In Genf wird über Abrüstung geredet. Die Versuchung kitzelt, hinter diese oft vertagte, innerlich und äußerlich fragmentarische Veranstaltung einen ironischen Schnörkel zu setzen. Dennoch liegt eine gewisse Bedeutung darin: zum ersten Mal seit dem Haag nehmen in der Abrüstungsfrage die Offiziellen der Mächte wieder Tuchfühlung. Da beraten Delegierte mit gebundenen Mandaten, ohne Initiative, einzig mit dem Auftrag, Absichten und Wünsche der Andern abzutasten. Im Grund sind wohl alle Regierungen über das Stadium weg, wo Rüsten Spaß macht. Alle seufzen über die Irrsinnsziffern der Heeresbudgets. Aber keine ist zum ersten Sprung bereit. Und doch muß Einer den federnden Willen aufbringen, zu beginnen, den Mut, dabei vielleicht der Dumme zu sein. So, wie man in Genf eröffnete und fortfahren wird, schiebt bei Allen die Sorge, sich etwas zu vergeben, Formalitäten vor, in denen etwa vorhandene Energien ersticken. Nirgends pulst eine antreibende Kraft; sogar hinter Nikolaus II. stand ein leidenschaftlicher Pazifist wie Johann v. Bloch.

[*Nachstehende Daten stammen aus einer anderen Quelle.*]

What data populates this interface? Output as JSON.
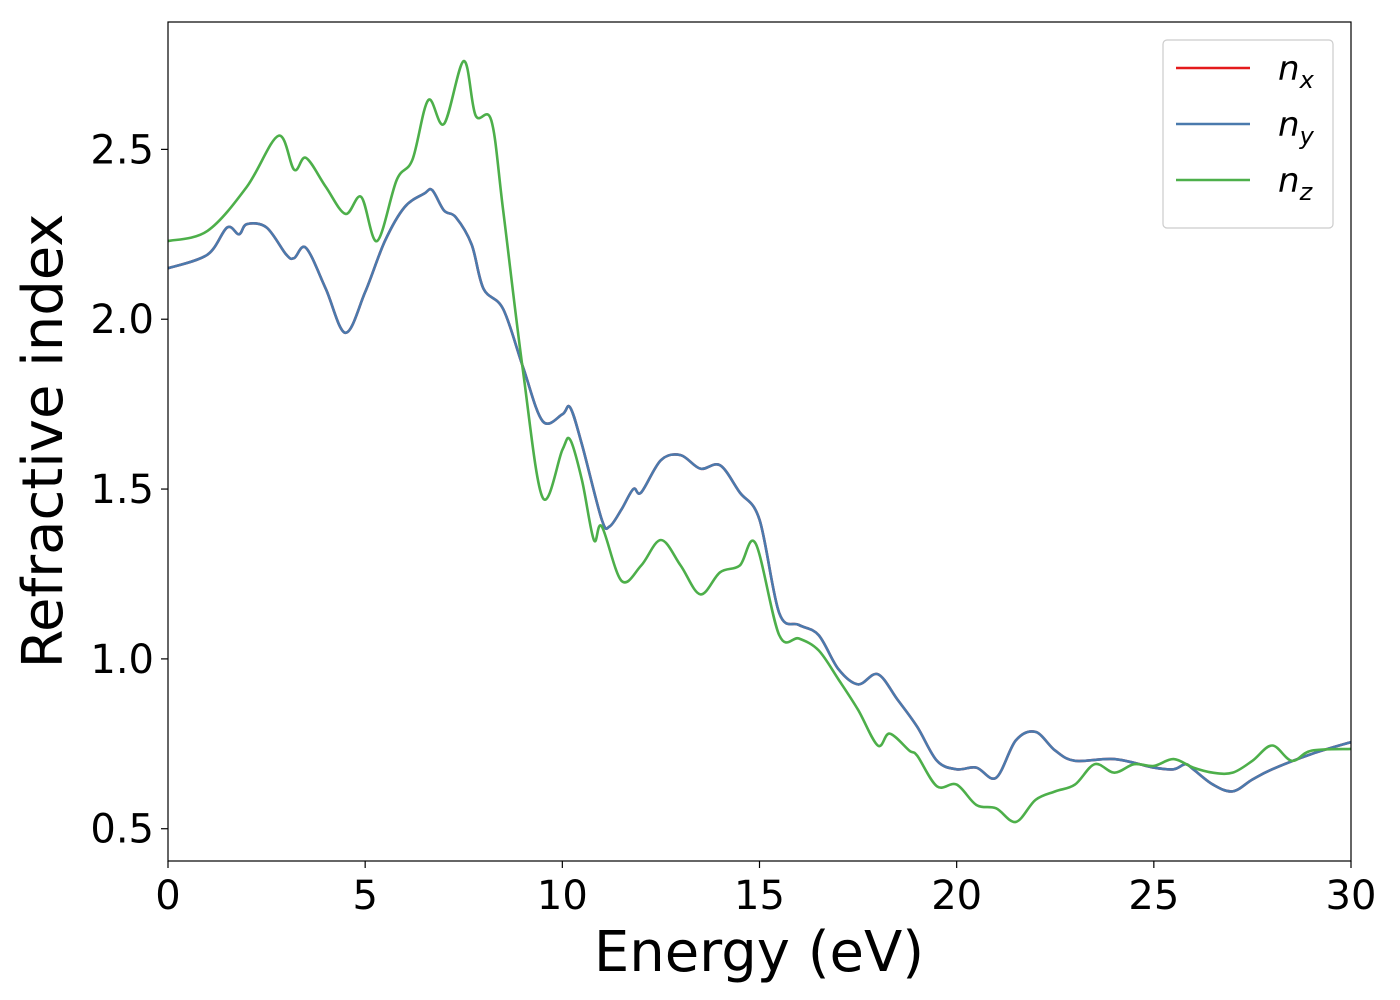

In den Völkern besteht gegen die Abrüstungs-Konferenzen ein eingefleischtes Mißtrauen: man hat zu oft und immer vor den großen Katastrophen davon gesprochen. Verläuft sich auch dieser Genfer Versuch in eine Blamage, so wird ein verhängnisvoller Fatalismus die Folge sein. Jetzt hätten die Sozialisten und Pazifisten überall die Pflicht, ein knappes, deutliches Programm aufzustellen, das ein unverschleiertes Ziel gibt und den vieldeutigen Begriff Abrüstung aus dem Bereich der gehässigen wie empfehlenden Redensarten rückt. Dann würde auch ein Fiasko dieser Konferenz keinen Schaden anrichten.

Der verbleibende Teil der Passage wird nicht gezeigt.